Nitish Kumar, who was scathing in his criticism of the PM and the BJP in 2015, has walked the extra mile to mend fences with PM Modi. He now tells the electorate that PM Modi will now ensure the development of Bihar. Both seem to have been caught napping by the tough challenge being offered by someone they had dismissed earlier as of no consequence.

The Bihar CM, who, in 2005 and 2010 assembly elections and 2010 Parliamentary elections used his clout as a senior alliance partner to keep the then Gujarat CM at bay, is also now compelled to seek votes for the sake of his new-found three-year-old friendship with Modi.

The wheel turned full circle on 28 October, when Nitish Kumar not only profusely praised Narendra Modi for his development vision but also loudly thanked the PM for sparing time from his busy schedule to campaign for Bihar elections.

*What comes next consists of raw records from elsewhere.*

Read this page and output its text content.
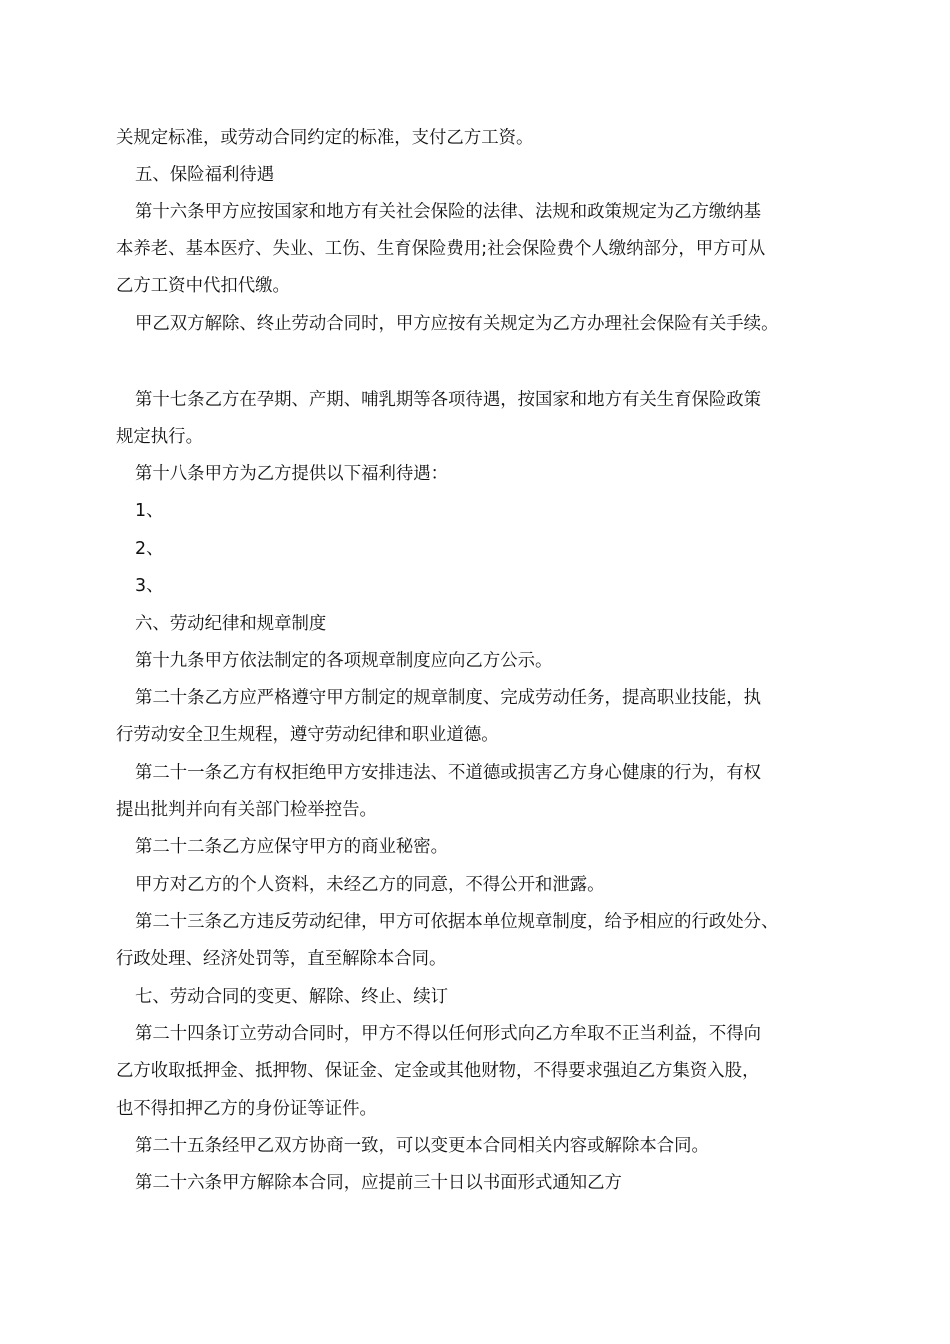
关规定标准，或劳动合同约定的标准，支付乙方工资。

五、保险福利待遇

第十六条甲方应按国家和地方有关社会保险的法律、法规和政策规定为乙方缴纳基

本养老、基本医疗、失业、工伤、生育保险费用;社会保险费个人缴纳部分，甲方可从

乙方工资中代扣代缴。

甲乙双方解除、终止劳动合同时，甲方应按有关规定为乙方办理社会保险有关手续。

第十七条乙方在孕期、产期、哺乳期等各项待遇，按国家和地方有关生育保险政策

规定执行。

第十八条甲方为乙方提供以下福利待遇：

1、

2、

3、

六、劳动纪律和规章制度

第十九条甲方依法制定的各项规章制度应向乙方公示。

第二十条乙方应严格遵守甲方制定的规章制度、完成劳动任务，提高职业技能，执

行劳动安全卫生规程，遵守劳动纪律和职业道德。

第二十一条乙方有权拒绝甲方安排违法、不道德或损害乙方身心健康的行为，有权

提出批判并向有关部门检举控告。

第二十二条乙方应保守甲方的商业秘密。

甲方对乙方的个人资料，未经乙方的同意，不得公开和泄露。

第二十三条乙方违反劳动纪律，甲方可依据本单位规章制度，给予相应的行政处分、

行政处理、经济处罚等，直至解除本合同。

七、劳动合同的变更、解除、终止、续订

第二十四条订立劳动合同时，甲方不得以任何形式向乙方牟取不正当利益，不得向

乙方收取抵押金、抵押物、保证金、定金或其他财物，不得要求强迫乙方集资入股，

也不得扣押乙方的身份证等证件。

第二十五条经甲乙双方协商一致，可以变更本合同相关内容或解除本合同。

第二十六条甲方解除本合同，应提前三十日以书面形式通知乙方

Though apparently less stoic as compared to his first joint outing in the election season in Dehri, the PM is still not as effusive and reciprocating as Nitish would have liked him to be. Most of the time the PM referred to NDA and not Nitish Kumar, leaving nobody in any doubt about who is the senior partner in this election.

This is not for the first time that Nitish Kumar is swallowing his own words. The ‘Mitti Mein Mil Jayenge’ rhetoric of 2015 is not fully out of public memory. He had also politically embraced the couple whom he is now accusing of less than responsible conduct in their private lives by raising a large family of nine children.

If Nitish was so much in love with the concept of the small family, he could have very well extended his advice to Lalu Yadav between 1975 and 1991 when the two were inseparable friends.